Sónia Pinote Bernardes

Especialista em Psicologia Clínica e do Trabalho

Saúde Ocupacional do Centro Hospitalar Universitário Lisboa Central, EPE

Responsável pelo apoio aos profissionais de saúde na equipa de apoio emocional COVID-19 do CHULC


Tinha chegado 2020, um ano “capicua”, novas expetativas, novos planos pessoais e profissionais. O conceito no hospital - INOVAR no cuidar, incentivava na minha função a repensar novas abordagens ao profissional de saúde. 

Seria desafiante implementar ideias criativas para combater o cansaço, o stress, a desmotivação e desmoralização que os profissionais sentiam e expressavam nas minhas consultas. Por outro lado, numa fase emergente de projetos como consequência da violência que alguns relatavam e que era possível ser analisado na nossa plataforma interna.

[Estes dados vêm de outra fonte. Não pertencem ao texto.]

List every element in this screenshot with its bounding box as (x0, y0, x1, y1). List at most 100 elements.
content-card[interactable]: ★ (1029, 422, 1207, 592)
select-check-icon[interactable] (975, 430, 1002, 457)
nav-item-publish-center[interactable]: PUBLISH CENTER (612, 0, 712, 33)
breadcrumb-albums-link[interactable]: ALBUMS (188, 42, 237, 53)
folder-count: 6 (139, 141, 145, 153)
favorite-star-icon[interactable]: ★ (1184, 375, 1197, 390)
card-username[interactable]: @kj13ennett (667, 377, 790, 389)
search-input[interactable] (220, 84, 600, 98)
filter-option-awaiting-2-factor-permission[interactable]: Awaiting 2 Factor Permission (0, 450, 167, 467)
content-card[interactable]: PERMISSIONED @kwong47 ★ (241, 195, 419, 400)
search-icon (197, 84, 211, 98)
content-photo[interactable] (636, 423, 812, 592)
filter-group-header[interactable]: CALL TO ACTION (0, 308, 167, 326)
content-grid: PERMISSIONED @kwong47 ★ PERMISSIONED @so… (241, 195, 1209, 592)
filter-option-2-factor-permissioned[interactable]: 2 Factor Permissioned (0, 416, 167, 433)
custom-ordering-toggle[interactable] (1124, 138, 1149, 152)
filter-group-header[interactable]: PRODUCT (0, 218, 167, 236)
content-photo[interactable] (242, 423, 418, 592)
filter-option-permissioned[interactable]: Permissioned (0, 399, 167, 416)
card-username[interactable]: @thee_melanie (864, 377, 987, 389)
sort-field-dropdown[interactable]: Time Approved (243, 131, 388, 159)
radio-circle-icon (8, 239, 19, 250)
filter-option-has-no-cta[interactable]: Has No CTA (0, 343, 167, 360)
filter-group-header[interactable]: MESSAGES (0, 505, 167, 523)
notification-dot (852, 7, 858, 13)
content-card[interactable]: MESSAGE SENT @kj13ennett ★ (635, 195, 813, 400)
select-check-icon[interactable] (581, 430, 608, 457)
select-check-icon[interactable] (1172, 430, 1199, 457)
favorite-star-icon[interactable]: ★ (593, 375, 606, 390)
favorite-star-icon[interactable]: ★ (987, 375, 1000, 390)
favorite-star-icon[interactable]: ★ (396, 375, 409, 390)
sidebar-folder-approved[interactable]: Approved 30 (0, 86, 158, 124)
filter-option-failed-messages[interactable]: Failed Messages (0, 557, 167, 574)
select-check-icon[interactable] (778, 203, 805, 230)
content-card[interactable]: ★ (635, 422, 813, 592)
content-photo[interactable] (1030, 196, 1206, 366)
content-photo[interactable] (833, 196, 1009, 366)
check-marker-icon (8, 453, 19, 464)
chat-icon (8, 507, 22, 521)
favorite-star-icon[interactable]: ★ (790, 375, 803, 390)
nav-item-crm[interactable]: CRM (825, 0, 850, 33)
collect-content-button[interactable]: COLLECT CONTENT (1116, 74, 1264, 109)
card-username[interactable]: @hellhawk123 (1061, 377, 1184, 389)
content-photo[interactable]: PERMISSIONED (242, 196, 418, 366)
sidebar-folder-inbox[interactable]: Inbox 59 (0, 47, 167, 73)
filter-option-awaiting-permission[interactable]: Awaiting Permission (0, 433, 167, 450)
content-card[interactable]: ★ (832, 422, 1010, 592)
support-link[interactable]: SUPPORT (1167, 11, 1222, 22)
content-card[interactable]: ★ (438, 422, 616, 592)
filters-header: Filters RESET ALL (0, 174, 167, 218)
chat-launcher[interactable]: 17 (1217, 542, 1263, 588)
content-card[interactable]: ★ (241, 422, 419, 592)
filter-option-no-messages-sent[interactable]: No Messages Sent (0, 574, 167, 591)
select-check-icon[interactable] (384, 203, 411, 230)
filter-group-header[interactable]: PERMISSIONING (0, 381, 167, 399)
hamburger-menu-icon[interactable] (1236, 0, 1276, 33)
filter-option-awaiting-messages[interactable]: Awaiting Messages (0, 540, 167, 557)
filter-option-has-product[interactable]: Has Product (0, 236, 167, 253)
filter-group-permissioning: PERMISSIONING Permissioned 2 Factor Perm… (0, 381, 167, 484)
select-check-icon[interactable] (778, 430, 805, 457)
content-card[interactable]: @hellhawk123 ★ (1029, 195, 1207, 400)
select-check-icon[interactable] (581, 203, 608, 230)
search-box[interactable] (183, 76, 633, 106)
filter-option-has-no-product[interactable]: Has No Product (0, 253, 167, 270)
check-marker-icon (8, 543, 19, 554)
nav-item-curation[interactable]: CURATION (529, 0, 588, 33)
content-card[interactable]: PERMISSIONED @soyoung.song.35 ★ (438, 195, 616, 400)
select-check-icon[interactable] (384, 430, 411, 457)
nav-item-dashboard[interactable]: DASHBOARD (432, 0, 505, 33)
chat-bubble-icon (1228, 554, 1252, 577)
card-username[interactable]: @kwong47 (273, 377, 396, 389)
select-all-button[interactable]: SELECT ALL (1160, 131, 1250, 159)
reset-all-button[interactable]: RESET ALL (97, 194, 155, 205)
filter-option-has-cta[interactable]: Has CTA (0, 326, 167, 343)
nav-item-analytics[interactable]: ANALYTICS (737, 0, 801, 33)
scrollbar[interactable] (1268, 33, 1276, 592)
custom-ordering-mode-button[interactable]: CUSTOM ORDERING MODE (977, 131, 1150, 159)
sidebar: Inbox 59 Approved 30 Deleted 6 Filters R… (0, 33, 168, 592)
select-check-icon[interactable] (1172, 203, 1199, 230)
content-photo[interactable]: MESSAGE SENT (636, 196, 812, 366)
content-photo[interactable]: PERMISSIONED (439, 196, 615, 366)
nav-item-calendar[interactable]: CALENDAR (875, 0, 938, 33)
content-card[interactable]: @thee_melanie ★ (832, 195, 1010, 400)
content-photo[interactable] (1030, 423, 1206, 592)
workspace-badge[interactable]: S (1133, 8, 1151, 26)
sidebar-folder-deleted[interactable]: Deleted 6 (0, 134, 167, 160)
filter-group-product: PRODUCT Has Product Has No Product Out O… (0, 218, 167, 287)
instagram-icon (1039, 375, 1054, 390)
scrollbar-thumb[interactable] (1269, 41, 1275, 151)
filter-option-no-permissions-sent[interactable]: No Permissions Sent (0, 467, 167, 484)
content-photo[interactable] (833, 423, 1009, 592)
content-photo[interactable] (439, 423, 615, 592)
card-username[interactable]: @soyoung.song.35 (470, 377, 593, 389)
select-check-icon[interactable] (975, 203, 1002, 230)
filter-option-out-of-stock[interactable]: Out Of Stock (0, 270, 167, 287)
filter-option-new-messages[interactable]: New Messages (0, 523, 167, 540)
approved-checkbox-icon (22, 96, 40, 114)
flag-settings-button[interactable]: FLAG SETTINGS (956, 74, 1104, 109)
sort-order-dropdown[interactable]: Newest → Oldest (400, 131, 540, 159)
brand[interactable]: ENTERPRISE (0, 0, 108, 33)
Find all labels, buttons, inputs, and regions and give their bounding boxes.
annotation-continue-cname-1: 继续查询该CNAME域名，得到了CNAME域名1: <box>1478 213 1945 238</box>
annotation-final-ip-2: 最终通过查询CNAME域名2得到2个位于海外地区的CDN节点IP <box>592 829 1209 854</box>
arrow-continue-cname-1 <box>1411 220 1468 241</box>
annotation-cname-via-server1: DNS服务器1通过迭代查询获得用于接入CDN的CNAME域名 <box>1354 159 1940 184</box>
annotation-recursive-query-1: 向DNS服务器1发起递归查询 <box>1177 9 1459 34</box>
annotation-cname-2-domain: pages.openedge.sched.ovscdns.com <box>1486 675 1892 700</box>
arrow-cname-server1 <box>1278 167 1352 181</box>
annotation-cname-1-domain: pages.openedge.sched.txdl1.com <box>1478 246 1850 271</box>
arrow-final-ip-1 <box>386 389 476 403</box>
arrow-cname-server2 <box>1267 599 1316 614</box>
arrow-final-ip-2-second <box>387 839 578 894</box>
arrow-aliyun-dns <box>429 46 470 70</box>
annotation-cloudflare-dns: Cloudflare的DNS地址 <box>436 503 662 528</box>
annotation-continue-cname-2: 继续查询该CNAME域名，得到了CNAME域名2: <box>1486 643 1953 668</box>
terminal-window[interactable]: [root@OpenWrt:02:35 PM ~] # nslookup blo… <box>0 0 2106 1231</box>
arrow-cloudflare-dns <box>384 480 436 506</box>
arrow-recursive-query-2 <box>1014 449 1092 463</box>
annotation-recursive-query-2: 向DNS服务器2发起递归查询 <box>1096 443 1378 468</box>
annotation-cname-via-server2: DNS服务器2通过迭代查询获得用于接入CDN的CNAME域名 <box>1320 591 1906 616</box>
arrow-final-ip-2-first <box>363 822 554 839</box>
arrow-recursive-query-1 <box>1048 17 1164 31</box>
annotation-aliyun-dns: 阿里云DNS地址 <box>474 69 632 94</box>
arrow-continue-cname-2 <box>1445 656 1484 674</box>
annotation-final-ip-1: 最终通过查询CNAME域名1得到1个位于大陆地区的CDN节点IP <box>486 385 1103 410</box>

Nos media surgiam diariamente notícias de Burnout e violência aos profissionais. Tinha acabado de sair um artigo científico, numa revista médica, onde colaborei, sobre a violência e estratégias necessárias para o serviço de urgência de um dos nossos hospitais. 

Deslocava-me a cada um dos polos do Centro hospitalar Lisboa Central, na minha rotina laboral, sendo eu a única psicóloga do serviço de saúde ocupacional.

Dava consultas presenciais nos seis polos, aos cerca de oito mil profissionais, nas várias categorias que precisassem e para que beneficiassem do necessário apoio psicológico.

A exemplo dos anos anteriores, só em 2019 assisti a cerca de 150 novos casos e a agenda de 2020 já estava a ser preenchida para os próximos meses. 

Tendo como exemplo desses casos, uma enfermeira desmotivada com excesso de trabalho consequência de escalas complexas de serem geridas; uma outra com dificuldade em gerir faltas de respeito por parte de familiares; um assistente operacional com problemas pessoais e conflitos com a sua chefia; uma médica com ataques de pânico após ter sido agredida por um doente; um enfermeiro que após sofrer um AVC, regressava ao trabalho; uma administrativa com perturbação psiquiátrica sem o indispensável acompanhamento regular; um técnico de diagnóstico com conflitos graves com colegas; uma administrativa que descobriu uma doença oncológica; um profissional com consumos de álcool; uma enfermeira com dificuldades em adaptar-se ao seu posto de trabalho entre outros tantos casos, com diferentes motivos, diversas intervenções e encaminhamentos.

Para além das consultas, a minha função também passava por dar sessões de formação nos serviços, sessões onde se explorava os temas atuais do Burnout, dos fatores de riscos psicossociais, da gestão de conflitos, da motivação, da adaptação ao trabalho noturno. Recordo a última sessão, no serviço de anestesia, onde tão calorosamente fui recebida por anestesistas e onde abordámos o tema da motivação com esperança de encontrar uma solução para os problemas que sentiam. 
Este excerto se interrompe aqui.